To me, campgrounds - even the most beautiful - have a sweet, vintage appeal. They're a little neglected - quiet, and simple - products of a bygone era. Rusted-out swingsets and grills, RVs with P.O.W. flags and hanging tomato baskets.
Dinner takes time, as does a simple cup of tea. (These things also involve incendiary devices, which means they are Dogtor territory.) We go to bed early after a good conversation around the campfire. (We burned what I believe was pinion pine firewood - it smelled amazing.)

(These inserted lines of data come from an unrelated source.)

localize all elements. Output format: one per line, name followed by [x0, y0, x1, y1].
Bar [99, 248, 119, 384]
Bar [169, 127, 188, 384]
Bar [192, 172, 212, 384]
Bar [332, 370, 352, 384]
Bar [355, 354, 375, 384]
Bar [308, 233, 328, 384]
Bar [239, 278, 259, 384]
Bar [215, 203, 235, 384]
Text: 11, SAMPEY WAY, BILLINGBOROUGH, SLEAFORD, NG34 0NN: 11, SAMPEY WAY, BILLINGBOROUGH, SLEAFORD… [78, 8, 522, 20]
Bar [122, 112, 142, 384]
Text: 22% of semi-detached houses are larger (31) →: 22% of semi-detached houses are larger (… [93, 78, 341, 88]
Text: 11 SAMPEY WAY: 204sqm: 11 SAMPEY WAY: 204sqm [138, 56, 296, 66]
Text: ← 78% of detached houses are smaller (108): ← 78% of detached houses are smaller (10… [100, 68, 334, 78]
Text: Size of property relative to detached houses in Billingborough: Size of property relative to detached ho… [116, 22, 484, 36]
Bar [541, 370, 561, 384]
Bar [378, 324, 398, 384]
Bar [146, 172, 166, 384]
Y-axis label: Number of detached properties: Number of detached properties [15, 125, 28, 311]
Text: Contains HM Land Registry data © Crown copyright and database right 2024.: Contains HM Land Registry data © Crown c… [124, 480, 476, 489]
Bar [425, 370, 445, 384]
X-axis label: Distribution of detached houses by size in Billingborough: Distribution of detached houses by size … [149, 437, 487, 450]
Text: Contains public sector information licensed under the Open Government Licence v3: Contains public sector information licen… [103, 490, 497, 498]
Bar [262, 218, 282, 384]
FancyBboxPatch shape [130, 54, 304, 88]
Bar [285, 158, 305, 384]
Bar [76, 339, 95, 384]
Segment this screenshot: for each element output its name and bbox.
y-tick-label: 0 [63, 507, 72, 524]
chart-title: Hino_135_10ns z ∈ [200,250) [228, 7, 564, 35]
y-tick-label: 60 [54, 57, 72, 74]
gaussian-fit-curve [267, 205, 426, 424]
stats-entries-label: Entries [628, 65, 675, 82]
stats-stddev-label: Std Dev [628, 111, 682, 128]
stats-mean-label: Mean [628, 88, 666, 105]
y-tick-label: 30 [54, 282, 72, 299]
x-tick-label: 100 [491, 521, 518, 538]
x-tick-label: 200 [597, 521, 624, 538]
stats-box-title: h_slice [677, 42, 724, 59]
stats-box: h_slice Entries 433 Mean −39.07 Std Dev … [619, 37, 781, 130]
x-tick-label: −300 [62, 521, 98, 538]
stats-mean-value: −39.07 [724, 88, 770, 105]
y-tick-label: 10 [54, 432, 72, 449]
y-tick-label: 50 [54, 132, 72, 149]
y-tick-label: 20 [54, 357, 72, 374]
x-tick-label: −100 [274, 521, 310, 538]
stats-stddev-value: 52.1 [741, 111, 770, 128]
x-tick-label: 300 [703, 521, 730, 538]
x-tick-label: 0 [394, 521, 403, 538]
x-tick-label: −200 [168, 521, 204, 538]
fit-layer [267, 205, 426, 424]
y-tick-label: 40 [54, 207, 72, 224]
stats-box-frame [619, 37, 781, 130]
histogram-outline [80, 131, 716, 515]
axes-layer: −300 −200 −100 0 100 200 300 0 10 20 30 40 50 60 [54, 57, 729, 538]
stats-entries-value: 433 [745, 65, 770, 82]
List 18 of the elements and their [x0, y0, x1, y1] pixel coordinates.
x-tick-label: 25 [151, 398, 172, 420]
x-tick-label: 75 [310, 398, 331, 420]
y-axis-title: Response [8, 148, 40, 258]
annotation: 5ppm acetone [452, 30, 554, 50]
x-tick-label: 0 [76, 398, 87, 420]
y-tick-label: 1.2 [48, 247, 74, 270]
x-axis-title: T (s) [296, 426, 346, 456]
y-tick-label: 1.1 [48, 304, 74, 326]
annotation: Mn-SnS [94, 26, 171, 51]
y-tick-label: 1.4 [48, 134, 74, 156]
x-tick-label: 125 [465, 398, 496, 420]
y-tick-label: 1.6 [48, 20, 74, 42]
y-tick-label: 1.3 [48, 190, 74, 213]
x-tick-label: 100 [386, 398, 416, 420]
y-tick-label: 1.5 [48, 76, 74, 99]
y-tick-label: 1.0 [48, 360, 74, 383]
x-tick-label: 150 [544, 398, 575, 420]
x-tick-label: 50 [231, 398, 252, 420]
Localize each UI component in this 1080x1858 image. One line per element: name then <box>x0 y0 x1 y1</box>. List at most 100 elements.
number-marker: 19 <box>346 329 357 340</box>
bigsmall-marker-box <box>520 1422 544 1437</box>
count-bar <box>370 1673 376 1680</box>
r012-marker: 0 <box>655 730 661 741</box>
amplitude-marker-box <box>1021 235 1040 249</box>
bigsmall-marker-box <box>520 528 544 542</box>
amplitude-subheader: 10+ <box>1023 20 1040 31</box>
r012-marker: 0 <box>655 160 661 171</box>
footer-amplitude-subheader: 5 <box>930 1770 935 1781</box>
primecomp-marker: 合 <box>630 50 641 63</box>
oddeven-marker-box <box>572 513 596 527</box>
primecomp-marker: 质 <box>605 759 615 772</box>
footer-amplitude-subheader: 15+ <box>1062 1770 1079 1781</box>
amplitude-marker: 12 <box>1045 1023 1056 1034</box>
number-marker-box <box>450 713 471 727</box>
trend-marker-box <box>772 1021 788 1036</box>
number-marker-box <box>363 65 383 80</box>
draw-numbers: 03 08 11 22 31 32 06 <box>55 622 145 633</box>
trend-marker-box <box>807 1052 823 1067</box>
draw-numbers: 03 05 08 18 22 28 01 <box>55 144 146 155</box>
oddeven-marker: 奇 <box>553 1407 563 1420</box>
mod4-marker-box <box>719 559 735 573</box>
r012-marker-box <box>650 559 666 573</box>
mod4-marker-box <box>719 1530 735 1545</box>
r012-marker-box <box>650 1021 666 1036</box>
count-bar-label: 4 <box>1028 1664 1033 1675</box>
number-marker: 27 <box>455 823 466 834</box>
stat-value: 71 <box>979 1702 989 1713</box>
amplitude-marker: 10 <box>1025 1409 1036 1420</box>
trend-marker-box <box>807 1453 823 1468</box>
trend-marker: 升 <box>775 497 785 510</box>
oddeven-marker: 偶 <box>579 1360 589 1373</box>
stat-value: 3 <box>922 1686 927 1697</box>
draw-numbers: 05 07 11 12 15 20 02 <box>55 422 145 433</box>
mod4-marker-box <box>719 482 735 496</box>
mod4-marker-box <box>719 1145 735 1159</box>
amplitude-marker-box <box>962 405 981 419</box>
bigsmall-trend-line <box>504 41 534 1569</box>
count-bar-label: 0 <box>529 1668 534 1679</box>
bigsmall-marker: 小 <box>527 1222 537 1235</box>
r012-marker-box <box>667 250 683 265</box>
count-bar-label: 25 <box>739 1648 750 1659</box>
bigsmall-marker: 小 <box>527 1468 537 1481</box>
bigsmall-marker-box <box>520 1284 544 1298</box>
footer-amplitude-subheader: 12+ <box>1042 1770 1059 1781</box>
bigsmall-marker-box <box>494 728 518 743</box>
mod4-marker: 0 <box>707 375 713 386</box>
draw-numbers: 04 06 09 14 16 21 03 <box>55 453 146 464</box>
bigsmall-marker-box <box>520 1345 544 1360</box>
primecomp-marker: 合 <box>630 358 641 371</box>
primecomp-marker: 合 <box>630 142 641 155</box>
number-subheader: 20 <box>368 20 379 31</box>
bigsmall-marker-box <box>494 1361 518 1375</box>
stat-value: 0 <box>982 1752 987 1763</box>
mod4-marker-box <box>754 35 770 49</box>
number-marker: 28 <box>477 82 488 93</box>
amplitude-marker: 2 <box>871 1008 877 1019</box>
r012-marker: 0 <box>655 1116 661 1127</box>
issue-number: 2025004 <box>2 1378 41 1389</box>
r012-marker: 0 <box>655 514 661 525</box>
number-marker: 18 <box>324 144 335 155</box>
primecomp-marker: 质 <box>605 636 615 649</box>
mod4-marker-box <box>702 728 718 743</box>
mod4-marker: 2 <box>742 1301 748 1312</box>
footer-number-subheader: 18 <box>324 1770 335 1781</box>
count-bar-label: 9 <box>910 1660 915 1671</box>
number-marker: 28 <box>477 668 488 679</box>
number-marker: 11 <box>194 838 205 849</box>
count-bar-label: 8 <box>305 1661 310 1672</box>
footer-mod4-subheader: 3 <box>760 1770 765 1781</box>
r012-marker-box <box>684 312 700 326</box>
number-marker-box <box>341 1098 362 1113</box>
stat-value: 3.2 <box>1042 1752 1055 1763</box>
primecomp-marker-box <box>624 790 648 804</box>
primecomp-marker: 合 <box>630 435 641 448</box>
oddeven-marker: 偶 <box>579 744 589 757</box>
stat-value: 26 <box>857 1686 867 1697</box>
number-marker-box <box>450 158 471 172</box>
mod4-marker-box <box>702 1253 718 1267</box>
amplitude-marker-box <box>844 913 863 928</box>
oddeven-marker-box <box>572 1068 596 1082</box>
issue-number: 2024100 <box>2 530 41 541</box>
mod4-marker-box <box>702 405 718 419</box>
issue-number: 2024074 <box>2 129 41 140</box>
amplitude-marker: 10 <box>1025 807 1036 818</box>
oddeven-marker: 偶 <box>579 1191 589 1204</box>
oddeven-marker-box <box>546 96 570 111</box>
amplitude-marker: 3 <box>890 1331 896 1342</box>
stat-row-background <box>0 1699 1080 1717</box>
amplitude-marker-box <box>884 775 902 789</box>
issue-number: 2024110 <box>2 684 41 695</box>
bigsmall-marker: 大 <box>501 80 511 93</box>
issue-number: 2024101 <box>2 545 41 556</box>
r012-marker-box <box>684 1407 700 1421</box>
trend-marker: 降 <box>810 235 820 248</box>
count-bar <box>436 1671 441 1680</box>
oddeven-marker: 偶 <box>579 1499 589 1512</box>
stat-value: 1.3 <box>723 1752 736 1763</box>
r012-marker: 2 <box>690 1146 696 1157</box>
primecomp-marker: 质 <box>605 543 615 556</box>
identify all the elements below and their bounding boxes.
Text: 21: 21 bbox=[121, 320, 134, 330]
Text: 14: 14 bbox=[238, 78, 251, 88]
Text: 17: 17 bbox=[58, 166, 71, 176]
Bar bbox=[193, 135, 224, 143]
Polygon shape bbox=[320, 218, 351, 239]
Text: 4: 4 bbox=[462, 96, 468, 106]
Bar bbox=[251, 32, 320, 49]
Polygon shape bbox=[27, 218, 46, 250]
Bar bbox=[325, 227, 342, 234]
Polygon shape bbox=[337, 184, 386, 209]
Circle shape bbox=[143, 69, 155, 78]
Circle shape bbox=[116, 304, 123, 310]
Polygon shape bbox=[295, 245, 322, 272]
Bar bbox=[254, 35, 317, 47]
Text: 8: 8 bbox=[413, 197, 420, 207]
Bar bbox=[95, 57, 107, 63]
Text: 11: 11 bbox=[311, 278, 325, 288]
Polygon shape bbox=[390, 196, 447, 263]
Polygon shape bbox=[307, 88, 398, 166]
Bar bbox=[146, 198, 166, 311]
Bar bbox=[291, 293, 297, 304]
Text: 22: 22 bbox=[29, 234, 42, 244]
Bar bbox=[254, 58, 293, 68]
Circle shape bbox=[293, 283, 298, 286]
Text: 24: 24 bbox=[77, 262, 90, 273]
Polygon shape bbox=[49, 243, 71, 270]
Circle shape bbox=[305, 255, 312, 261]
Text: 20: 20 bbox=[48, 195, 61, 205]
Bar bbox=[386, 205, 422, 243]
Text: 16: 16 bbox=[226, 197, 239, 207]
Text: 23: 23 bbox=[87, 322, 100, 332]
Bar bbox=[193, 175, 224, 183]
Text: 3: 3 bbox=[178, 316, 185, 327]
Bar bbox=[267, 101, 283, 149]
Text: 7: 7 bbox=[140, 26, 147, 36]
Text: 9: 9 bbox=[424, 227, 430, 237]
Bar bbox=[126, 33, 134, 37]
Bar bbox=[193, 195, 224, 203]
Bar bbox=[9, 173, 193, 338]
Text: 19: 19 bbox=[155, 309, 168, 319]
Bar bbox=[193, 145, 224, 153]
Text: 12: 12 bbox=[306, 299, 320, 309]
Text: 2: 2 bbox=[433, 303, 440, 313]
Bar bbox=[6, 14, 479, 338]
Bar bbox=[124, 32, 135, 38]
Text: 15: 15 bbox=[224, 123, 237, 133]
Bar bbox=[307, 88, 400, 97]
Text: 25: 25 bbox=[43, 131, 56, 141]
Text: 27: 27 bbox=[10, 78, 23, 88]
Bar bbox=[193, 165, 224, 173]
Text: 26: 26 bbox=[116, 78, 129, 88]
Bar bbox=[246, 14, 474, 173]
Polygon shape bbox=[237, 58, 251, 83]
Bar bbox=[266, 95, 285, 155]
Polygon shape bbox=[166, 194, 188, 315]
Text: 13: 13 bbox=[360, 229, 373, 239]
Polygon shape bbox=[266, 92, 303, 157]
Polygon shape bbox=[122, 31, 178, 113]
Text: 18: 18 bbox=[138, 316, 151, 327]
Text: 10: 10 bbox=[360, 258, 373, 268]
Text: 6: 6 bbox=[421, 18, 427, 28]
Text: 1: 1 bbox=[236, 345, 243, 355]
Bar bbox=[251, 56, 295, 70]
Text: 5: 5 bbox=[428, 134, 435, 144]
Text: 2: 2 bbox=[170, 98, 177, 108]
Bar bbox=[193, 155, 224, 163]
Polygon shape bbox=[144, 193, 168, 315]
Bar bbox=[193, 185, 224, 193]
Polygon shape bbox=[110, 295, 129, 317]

We set up at a small campground on Mount Battie in Camden, Maine. I've always been drawn to Camden because Edna St. Vincent Millay grew up there - and the place exceeded my expectations. The summit of Mount Battie overlooks Penobscot Bay - a beautiful expanse of deep water, small islands and evergreen-topped mountains. One side of the campground bordered a cliff overlooking the ocean, with access to a rocky beach. (Not so toddler-friendly, but stunning.)
Camden itself is charming - full of inns, restaurants offering chowder and lobster rolls, and a gorgeous bay area -which this weekend hosted the Windjammer Festival. (I love re-enactors dressed as pirates!)
We visited Lincolnville Beach and biked around Megunticook Lake. (I did not hear any loons - but we did have a very vocal owl at our campsite the second night.) We scored with food - a standout being an unplanned stop at Dot's Market in Lincolnville for coffee - which turned into coffee, torte, muffins, and a sticky bun for le Dogteur.
Only a little scarred from yesterday's six+ hour drive with an underslept toddler, we plan to return to Camden again.